A lot of assumptions...(not a critique as such, but observations) For instance, I am not a 'joiner' but this fact has also frequently left me feeling inferior to others who CAN join, where I usually CANNOT. Any tribe or collective I would be ABLE to join (fully) would have to switch so often and so drastically as to not resemble a tribe or collective at all anymore. Where you say what is at the heart is 'doing things my way' I have for much time seen that what is at it's heart is not defiance but awareness that no one way is possible. Infinite possibilities abound, and occur simultaneously. I have always felt that.

And the best part is that you still get to NOT be a joiner, since this is your thing and people join YOU!

So while you might see the death-whine of personal sovereignty, it would be informative to recall that in many cases this is actually the birth-pangs of infinity. Perhaps in all cases this is so. For at every moment the infinite stretches out infinitely.

Jasun said...

Poetic but evasive. Lotta fancy talk and tap-dancing, but that doesn't engage at the personal level. Can see why you're not for sweda. People who identify with the infinite get cut down to size pretty quickly. ; )

Anonymous said...

Or is that just what you tell yourself? ;) I'd be interested to know how many people actually agree with that, especially among those who get 'cut down to size'. And it's not that I identify with the infinite, it is that the infinite tears identity away, exposing even tribes and collectives as false ego shells (even, or possibly especially, when they think otherwise). And as for as being 'cut down to size', if it all resembles you calling something evasive fancy talk and tap dancing that doesn't connect on a personal level, then perhaps that is why :I am: not for SWEDA. Because everything you said in the post before mine can be seen also as poetic and fancy, not supposed to be taken personally, and everything you said after can also be seen as evasive!

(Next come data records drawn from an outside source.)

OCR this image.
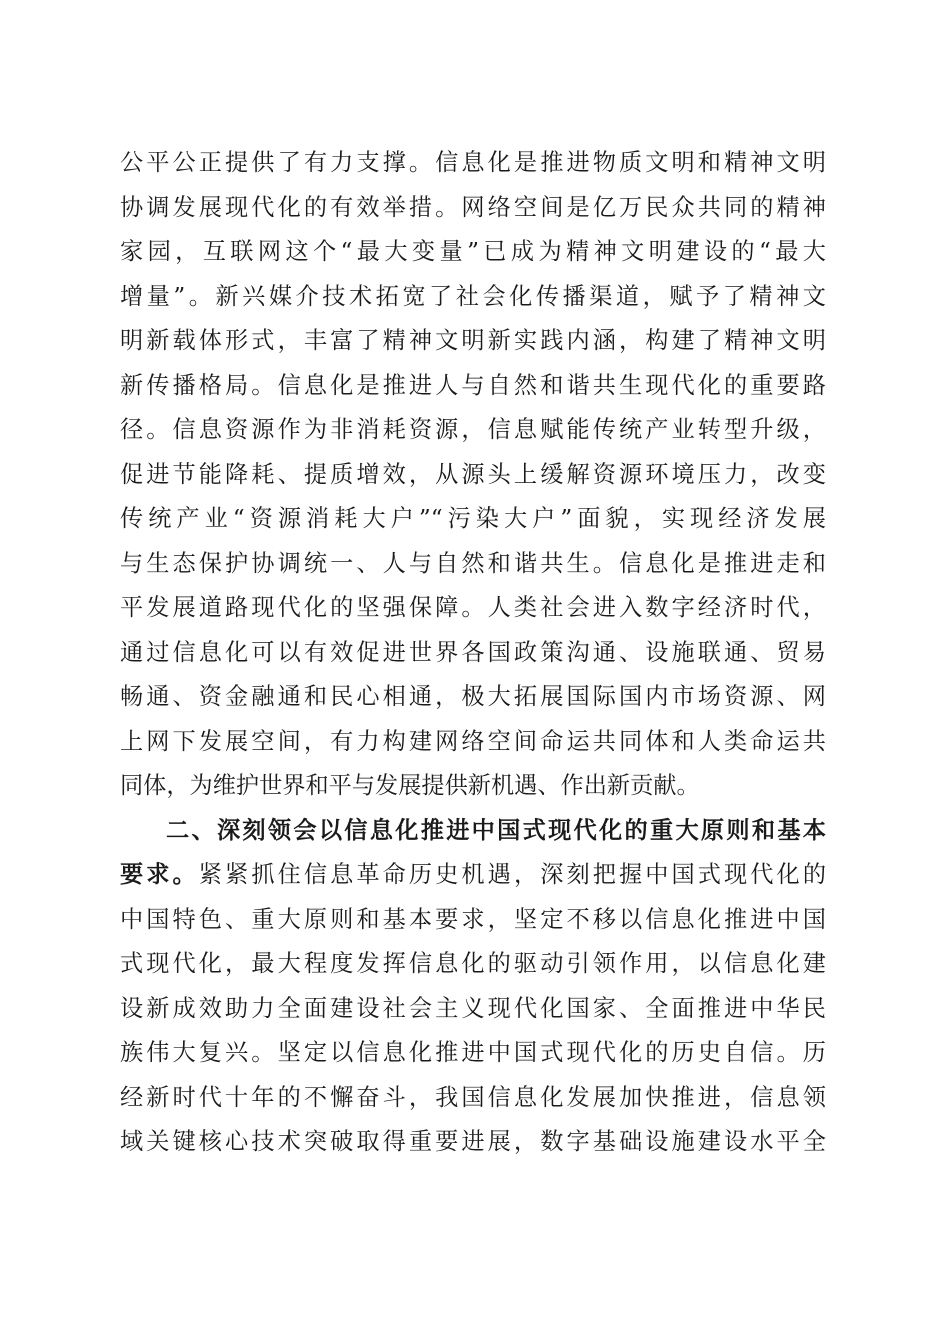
公平公正提供了有力支撑。信息化是推进物质文明和精神文明
协调发展现代化的有效举措。网络空间是亿万民众共同的精神
家园，互联网这个“最大变量”已成为精神文明建设的“最大
增量”。新兴媒介技术拓宽了社会化传播渠道，赋予了精神文
明新载体形式，丰富了精神文明新实践内涵，构建了精神文明
新传播格局。信息化是推进人与自然和谐共生现代化的重要路
径。信息资源作为非消耗资源，信息赋能传统产业转型升级，
促进节能降耗、提质增效，从源头上缓解资源环境压力，改变
传统产业“资源消耗大户”“污染大户”面貌，实现经济发展
与生态保护协调统一、人与自然和谐共生。信息化是推进走和
平发展道路现代化的坚强保障。人类社会进入数字经济时代，
通过信息化可以有效促进世界各国政策沟通、设施联通、贸易
畅通、资金融通和民心相通，极大拓展国际国内市场资源、网
上网下发展空间，有力构建网络空间命运共同体和人类命运共
同体，为维护世界和平与发展提供新机遇、作出新贡献。
二、深刻领会以信息化推进中国式现代化的重大原则和基本
要求。紧紧抓住信息革命历史机遇，深刻把握中国式现代化的
中国特色、重大原则和基本要求，坚定不移以信息化推进中国
式现代化，最大程度发挥信息化的驱动引领作用，以信息化建
设新成效助力全面建设社会主义现代化国家、全面推进中华民
族伟大复兴。坚定以信息化推进中国式现代化的历史自信。历
经新时代十年的不懈奋斗，我国信息化发展加快推进，信息领
域关键核心技术突破取得重要进展，数字基础设施建设水平全
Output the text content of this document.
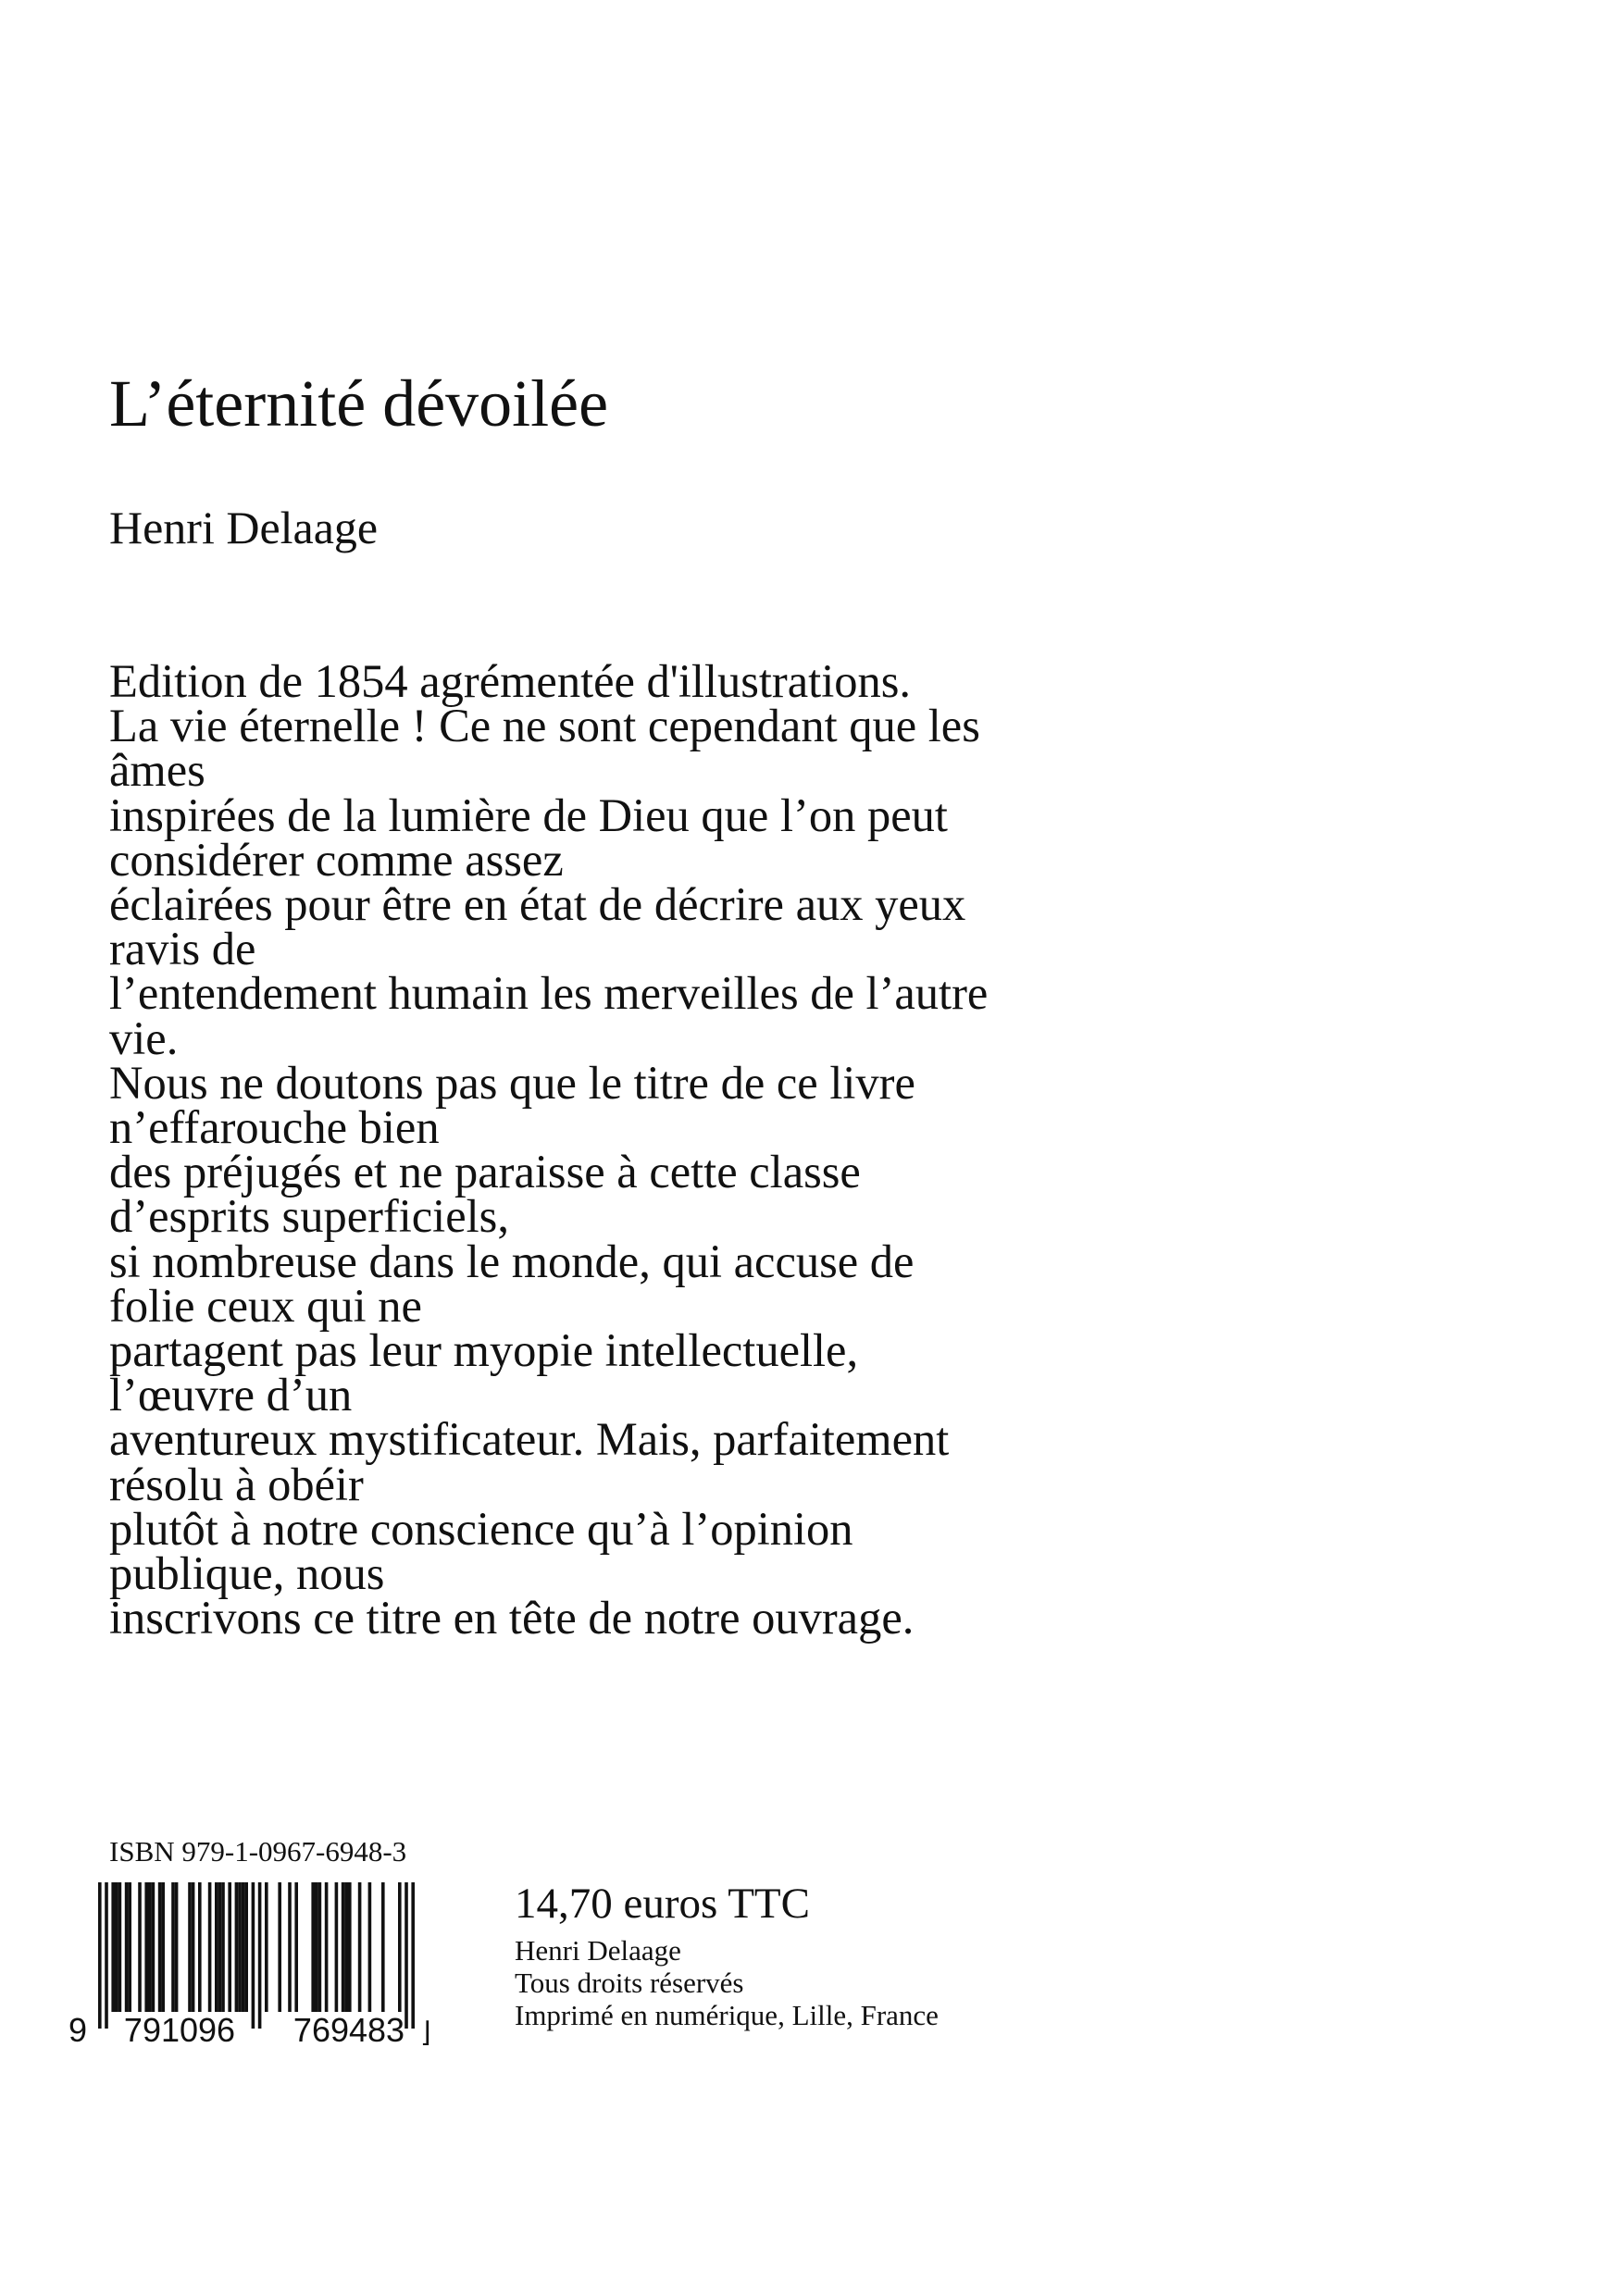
L’éternité dévoilée
Henri Delaage
Edition de 1854 agrémentée d'illustrations.
La vie éternelle ! Ce ne sont cependant que les
âmes
inspirées de la lumière de Dieu que l’on peut
considérer comme assez
éclairées pour être en état de décrire aux yeux
ravis de
l’entendement humain les merveilles de l’autre
vie.
Nous ne doutons pas que le titre de ce livre
n’effarouche bien
des préjugés et ne paraisse à cette classe
d’esprits superficiels,
si nombreuse dans le monde, qui accuse de
folie ceux qui ne
partagent pas leur myopie intellectuelle,
l’œuvre d’un
aventureux mystificateur. Mais, parfaitement
résolu à obéir
plutôt à notre conscience qu’à l’opinion
publique, nous
inscrivons ce titre en tête de notre ouvrage.
ISBN 979-1-0967-6948-3
⌋
9 791096 769483
14,70 euros TTC
Henri Delaage
Tous droits réservés
Imprimé en numérique, Lille, France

What you did there was first to exclude me, and then to exclude the infinite. I am not sure on what grounds you are doing this though.

And lastly, I do not see this culture as propagating 'individualism over tribalism' in any real sense. Perhaps your perception is a remnant of your 'non-joiner' days? I see a superficial hint of this, but the trail dies once I pick up the scent of corporations, and to a slightly lesser extent governments, intent on fostering the tribalism you seem to think we lack. I'd just like to explore the idea further before settling.

Jasun said...

you sound defensive.

Anonymous said...

Or is that just what you tell yourself? I was attempting to explore further. I have nothing to prove, but would like to say that calling me defensive seems evasive! A pattern emerges...accuse someone of fancy talk and tap-dancing and when they respond, call them defensive! That's an effective method of deflecting any further open and intelligent discussion. I surrender. Perhaps I should just end this. You are superior to me and your way is better than mine! ;) All the best to you!

(I forgot to mention, I'm not the first anonymous, only the last two posts belong to me. Perhaps that is why you formed the idea that SWEDA isn't for me? You assumed I was the first anonymous? That would clarify things a bit. The first post I made was on 19 June.)